The INS Arihant nuclear-powered submarine, yet to get its missiles, has been a long time a-coming, as the old Eartha Kitt song goes. But it’s been worth the wait.
Not surprisingly, its arrival has been greeted with criticism from Pakistan’s strategic civilian community on the grounds that it sets off an arms race, fuelled by India’s overweening ego and ambition. For naval strategists who have been around for a half a century, these comments are mirth-inducing.
India’s naval thinkers went out on a limb as early as the 1960s, in declaring that they were not, and would not be, building a navy to fight Pakistan. In a capital not known for strategic boldness or originality, this stance was risky, and the navy paid a price for its boldness. At a time when the services competed for money to acquire hardware to thwart Pakistan’s aggression, the navy declined to go down the anti-Pakistan route, and got only a meagre share of the money. But it kept its head, when those all around were losing theirs. It ploughed a lonely furrow, to be rewarded in the 21st century, when strategy, national vision and Indian confidence began to simultaneously perceive that India’s destiny lay beyond its disorderly neighbors.

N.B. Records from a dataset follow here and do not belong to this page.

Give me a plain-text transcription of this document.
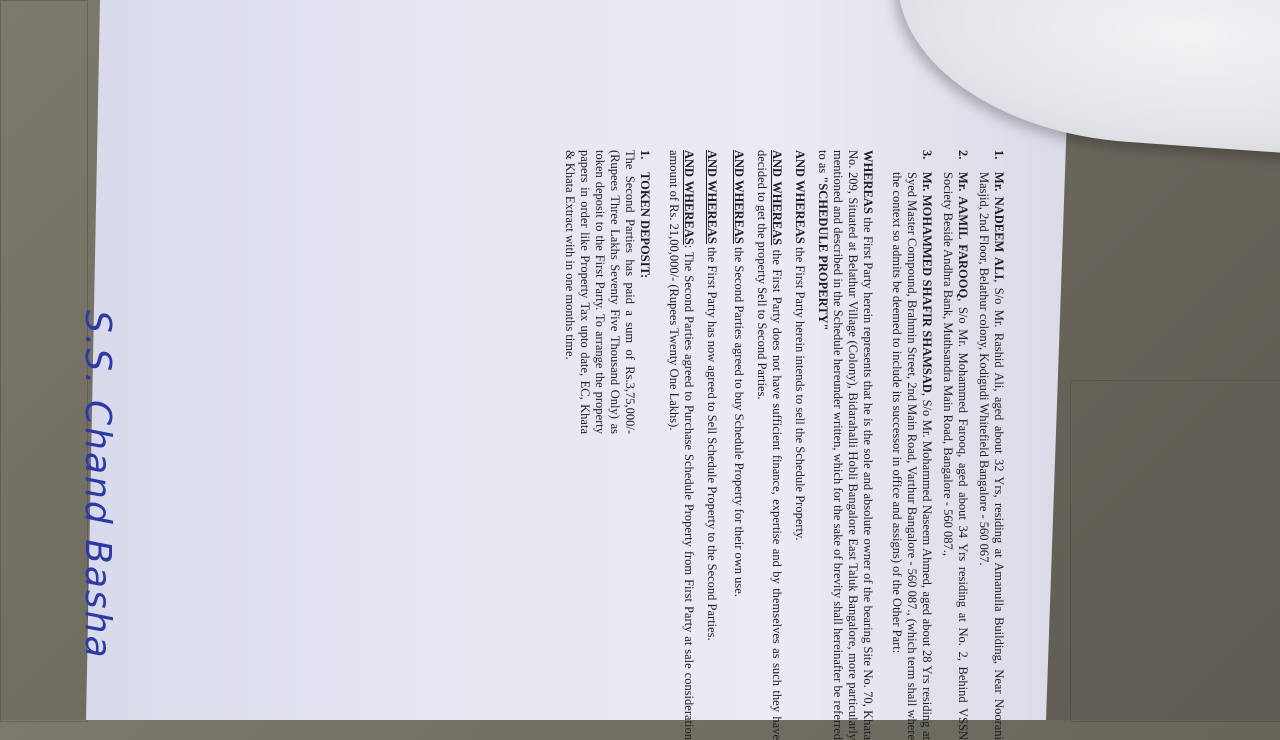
1.
Mr. NADEEM ALI, S/o Mr. Rashid Ali, aged about 32 Yrs, residing at Amanulla Building, Near Noorani Masjid, 2nd Floor, Belathur colony, Kodigudi Whitefield Bangalore - 560 067.
2.
Mr. AAMIL FAROOQ, S/o Mr. Mohammed Farooq, aged about 34 Yrs residing at No. 2, Behind VSSN Society Beside Andhra Bank, Muthsandra Main Road, Bangalore - 560 087.,
3.
Mr. MOHAMMED SHAFIR SHAMSAD, S/o Mr. Mohammed Naseem Ahmed, aged about 28 Yrs residing at Syed Master Compound, Brahmin Street, 2nd Main Road, Varthur Bangalore - 560 087., (which term shall where the context so admits be deemed to include its successor in office and assigns) of the Other Part:

WHEREAS the First Party herein represents that he is the sole and absolute owner of the bearing Site No. 70, Khata No. 209, Situated at Belathur Village (Colony), Bidarahalli Hobli Bangalore East Taluk Bangalore, more particularly mentioned and described in the Schedule hereunder written, which for the sake of brevity shall hereinafter be referred to as "SCHEDULE PROPERTY"

AND WHEREAS the First Party herein intends to sell the Schedule Property.

AND WHEREAS the First Party does not have sufficient finance, expertise and by themselves as such they have decided to get the property Sell to Second Parties.

AND WHEREAS the Second Parties agreed to buy Schedule Property for their own use.

AND WHEREAS the First Party has now agreed to Sell Schedule Property to the Second Parties.

AND WHEREAS: The Second Parties agreed to Purchase Schedule Property from First Party at sale consideration amount of Rs. 21,00,000/- (Rupees Twenty One Lakhs).

1.TOKEN DEPOSIT:

The Second Parties has paid a sum of Rs.3,75,000/- (Rupees Three Lakhs Seventy Five Thousand Only) as token deposit to the First Party. To arrange the property papers in order like Property Tax upto date, EC, Khata & Khata Extract with in one months time.

S.S. Chand Basha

The Arihant, like the INS Vikramaditya, has little to do with Pakistan. It can cover anything between 15-25000 miles on a sixty-day patrol, and Pakistan is only 130 miles from the Indian border. But it appears that the comments from Pakistan reflect their own India-specific preoccupations and threat analysis. Unfortunately India’s own continentalist strategists have confined us to a territorial mindset, automatically limiting ourselves south of the Himalayas. Delhi is just beginning to rediscover Raja Raja Chola and a maritime future, interlinking India with what the East Asians call the dynamic East. It seeks to leave behind a quarrelling Middle East, which Islamabad has aspired to creep into ever since Olaf Caroe told them that was their future.